Obviously fasting one day per week is not an excuse to be unhealthy on the other days. I still try to adhere to a low carb diet, eating mainly meat and vegetables and severely limiting my intake of bread, pasta, rice and potatoes. That said, I’ll occasionally have a burger with fries and/or an ice cream, even on non-cheat days. I also go running a lot, as I plan to run my first marathon in 12 weeks. All of this keeps my weight in check, but without the ~2000 kcal deficit from fasting, it wouldn’t be enough to consistently make me lighter.

Whatever your weight loss goals, I can highly recommend giving intermittent fasting a try. Commit to trying it for just one day. Make it a challenge to see if you can go a full day without eating. What do you have to lose? Even if you’re already lean, adding fasting to your regimen can help you lose those last few percentages of bodyfat.

Choose one day in the next 7 days, mark it in your calendar and then don’t eat that day. If you can’t choose, pick tomorrow. Keep a log of how you feel. Notice your cravings and emotions. Drink a lot of water and as much tea and coffee as you want. I let myself drink one cup of tea with honey in the evening, you of course are free to come up with your own rules.
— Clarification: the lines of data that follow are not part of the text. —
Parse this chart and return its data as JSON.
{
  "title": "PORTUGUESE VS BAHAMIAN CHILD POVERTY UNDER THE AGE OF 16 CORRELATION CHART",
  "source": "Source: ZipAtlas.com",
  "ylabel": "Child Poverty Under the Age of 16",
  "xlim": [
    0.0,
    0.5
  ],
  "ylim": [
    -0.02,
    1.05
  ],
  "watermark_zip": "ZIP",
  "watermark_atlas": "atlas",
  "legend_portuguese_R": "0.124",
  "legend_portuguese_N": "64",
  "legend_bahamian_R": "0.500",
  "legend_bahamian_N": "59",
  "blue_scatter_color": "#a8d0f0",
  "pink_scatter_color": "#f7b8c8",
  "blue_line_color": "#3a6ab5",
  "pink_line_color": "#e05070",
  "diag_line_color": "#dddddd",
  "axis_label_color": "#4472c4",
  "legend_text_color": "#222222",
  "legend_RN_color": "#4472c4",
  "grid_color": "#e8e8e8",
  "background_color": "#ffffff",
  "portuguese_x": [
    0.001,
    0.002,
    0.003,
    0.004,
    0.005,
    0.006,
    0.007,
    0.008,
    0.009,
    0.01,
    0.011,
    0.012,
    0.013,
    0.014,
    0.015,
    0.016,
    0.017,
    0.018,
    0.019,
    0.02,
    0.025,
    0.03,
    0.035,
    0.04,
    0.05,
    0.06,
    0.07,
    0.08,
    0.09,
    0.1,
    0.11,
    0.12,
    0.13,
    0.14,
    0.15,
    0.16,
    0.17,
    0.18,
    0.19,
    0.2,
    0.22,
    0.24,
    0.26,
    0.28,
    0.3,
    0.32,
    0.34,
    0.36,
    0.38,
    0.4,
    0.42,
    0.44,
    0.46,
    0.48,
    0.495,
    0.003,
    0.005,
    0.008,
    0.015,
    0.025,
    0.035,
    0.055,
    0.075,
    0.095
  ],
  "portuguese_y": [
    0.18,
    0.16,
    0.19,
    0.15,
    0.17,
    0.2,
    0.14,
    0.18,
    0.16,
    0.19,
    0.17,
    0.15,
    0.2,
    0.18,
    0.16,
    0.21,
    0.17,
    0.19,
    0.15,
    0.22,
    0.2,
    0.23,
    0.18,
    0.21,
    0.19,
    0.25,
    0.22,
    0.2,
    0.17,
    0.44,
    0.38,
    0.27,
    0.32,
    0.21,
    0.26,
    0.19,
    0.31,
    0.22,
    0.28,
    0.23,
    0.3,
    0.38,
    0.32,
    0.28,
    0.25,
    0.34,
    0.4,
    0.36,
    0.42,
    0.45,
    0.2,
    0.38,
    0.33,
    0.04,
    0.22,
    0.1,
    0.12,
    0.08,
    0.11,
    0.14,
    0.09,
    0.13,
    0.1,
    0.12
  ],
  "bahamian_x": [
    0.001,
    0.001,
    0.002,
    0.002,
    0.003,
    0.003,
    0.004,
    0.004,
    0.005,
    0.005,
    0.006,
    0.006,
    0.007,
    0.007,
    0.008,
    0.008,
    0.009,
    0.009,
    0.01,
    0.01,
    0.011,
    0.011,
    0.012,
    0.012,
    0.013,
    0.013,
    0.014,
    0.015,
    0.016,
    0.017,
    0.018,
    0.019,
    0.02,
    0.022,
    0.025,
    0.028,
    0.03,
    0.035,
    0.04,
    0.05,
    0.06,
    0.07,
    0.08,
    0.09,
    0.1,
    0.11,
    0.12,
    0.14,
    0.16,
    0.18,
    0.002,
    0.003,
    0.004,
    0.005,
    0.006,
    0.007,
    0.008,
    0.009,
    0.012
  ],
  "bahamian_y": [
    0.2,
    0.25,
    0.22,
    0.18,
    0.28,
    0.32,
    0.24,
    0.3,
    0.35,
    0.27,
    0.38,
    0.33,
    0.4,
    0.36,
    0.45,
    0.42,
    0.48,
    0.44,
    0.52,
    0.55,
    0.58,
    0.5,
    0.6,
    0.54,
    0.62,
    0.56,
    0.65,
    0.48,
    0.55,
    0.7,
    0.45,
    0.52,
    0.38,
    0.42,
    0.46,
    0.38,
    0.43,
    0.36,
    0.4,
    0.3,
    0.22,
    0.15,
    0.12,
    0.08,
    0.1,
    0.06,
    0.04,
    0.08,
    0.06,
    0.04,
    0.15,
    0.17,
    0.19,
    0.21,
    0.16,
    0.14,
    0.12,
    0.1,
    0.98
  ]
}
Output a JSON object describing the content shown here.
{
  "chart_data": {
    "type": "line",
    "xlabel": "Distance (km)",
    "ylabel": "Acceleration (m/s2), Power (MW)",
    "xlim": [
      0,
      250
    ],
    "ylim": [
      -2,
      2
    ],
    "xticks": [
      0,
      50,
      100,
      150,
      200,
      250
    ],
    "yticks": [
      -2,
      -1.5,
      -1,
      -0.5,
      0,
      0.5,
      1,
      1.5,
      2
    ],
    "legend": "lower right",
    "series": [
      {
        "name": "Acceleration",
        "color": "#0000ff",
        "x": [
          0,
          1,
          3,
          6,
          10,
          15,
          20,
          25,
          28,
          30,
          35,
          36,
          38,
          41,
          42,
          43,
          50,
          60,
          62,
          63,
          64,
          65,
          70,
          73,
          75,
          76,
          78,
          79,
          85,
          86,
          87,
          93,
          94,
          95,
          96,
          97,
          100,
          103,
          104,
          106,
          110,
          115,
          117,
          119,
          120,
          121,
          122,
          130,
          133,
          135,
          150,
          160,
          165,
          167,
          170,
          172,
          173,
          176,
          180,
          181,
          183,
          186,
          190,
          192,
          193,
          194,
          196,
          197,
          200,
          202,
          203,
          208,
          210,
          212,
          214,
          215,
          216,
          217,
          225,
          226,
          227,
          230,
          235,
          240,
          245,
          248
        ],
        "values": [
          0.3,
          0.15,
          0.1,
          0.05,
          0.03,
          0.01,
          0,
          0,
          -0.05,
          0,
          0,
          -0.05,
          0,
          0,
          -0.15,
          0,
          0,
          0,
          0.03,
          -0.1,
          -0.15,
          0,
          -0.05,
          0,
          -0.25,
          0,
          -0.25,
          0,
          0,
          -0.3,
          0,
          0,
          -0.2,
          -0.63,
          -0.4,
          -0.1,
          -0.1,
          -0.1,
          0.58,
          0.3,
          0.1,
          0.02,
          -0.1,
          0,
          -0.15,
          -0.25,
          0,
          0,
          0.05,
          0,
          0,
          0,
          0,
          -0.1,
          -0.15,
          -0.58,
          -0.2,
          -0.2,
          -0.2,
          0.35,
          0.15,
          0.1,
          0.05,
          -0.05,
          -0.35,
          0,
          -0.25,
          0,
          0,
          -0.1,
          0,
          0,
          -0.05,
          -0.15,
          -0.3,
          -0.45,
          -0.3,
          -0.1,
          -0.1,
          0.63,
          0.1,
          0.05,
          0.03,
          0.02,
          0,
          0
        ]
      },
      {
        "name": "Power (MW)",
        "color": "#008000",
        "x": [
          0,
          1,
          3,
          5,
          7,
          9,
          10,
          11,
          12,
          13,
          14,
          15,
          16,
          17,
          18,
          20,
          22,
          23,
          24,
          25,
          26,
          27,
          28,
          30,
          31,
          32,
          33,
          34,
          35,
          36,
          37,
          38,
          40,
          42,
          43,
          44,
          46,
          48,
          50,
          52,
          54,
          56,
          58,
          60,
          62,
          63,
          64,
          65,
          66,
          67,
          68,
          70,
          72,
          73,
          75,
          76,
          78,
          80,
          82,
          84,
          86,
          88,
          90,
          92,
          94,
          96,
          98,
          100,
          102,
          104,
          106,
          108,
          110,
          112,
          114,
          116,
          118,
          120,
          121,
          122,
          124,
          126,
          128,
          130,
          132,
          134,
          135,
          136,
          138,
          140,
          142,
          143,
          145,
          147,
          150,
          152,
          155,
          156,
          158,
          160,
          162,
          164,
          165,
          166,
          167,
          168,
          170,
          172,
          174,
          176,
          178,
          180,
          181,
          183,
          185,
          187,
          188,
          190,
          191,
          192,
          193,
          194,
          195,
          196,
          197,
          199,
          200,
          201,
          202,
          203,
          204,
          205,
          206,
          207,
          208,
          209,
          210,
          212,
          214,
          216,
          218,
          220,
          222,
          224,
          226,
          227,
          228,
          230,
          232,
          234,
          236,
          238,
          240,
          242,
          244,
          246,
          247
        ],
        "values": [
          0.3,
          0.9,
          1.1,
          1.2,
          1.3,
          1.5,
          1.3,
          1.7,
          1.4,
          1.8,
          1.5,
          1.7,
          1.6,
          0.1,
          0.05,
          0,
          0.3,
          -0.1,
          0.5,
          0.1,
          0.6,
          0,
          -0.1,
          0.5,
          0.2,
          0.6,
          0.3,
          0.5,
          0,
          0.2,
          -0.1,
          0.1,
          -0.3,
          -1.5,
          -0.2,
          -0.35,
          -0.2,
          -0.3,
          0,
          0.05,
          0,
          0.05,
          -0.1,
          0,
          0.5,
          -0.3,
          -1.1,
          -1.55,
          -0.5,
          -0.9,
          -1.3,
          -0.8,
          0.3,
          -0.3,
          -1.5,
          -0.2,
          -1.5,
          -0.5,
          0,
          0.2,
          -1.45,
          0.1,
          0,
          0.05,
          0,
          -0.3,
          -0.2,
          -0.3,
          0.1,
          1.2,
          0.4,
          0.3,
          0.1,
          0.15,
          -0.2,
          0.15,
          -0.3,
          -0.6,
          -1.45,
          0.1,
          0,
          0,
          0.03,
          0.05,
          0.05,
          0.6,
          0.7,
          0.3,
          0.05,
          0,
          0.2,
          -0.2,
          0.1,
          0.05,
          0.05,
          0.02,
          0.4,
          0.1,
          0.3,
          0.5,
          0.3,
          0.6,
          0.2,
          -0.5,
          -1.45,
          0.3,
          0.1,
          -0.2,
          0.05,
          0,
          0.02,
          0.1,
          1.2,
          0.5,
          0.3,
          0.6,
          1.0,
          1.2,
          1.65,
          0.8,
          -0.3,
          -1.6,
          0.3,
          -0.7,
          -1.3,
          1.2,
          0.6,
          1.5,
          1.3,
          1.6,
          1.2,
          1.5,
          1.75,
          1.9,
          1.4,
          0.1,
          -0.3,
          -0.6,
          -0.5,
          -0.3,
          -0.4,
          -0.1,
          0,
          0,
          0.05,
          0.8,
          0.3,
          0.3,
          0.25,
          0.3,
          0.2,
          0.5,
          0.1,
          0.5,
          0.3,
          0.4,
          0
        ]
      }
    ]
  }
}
A normal healthy adult should not have any problems when fasting for 24 hours. That said, if you have any doubt, please consult your physician and read this blog post before starting. Especially if you have any special conditions, such as diabetes. Also, it is not recommended to fast more than one day per week.

If you try it out, I’d love to hear your experience. If you have any questions, write them in the comments and I’ll do my best to answer them.

Mark a day in your calendar now and enjoy the challenge!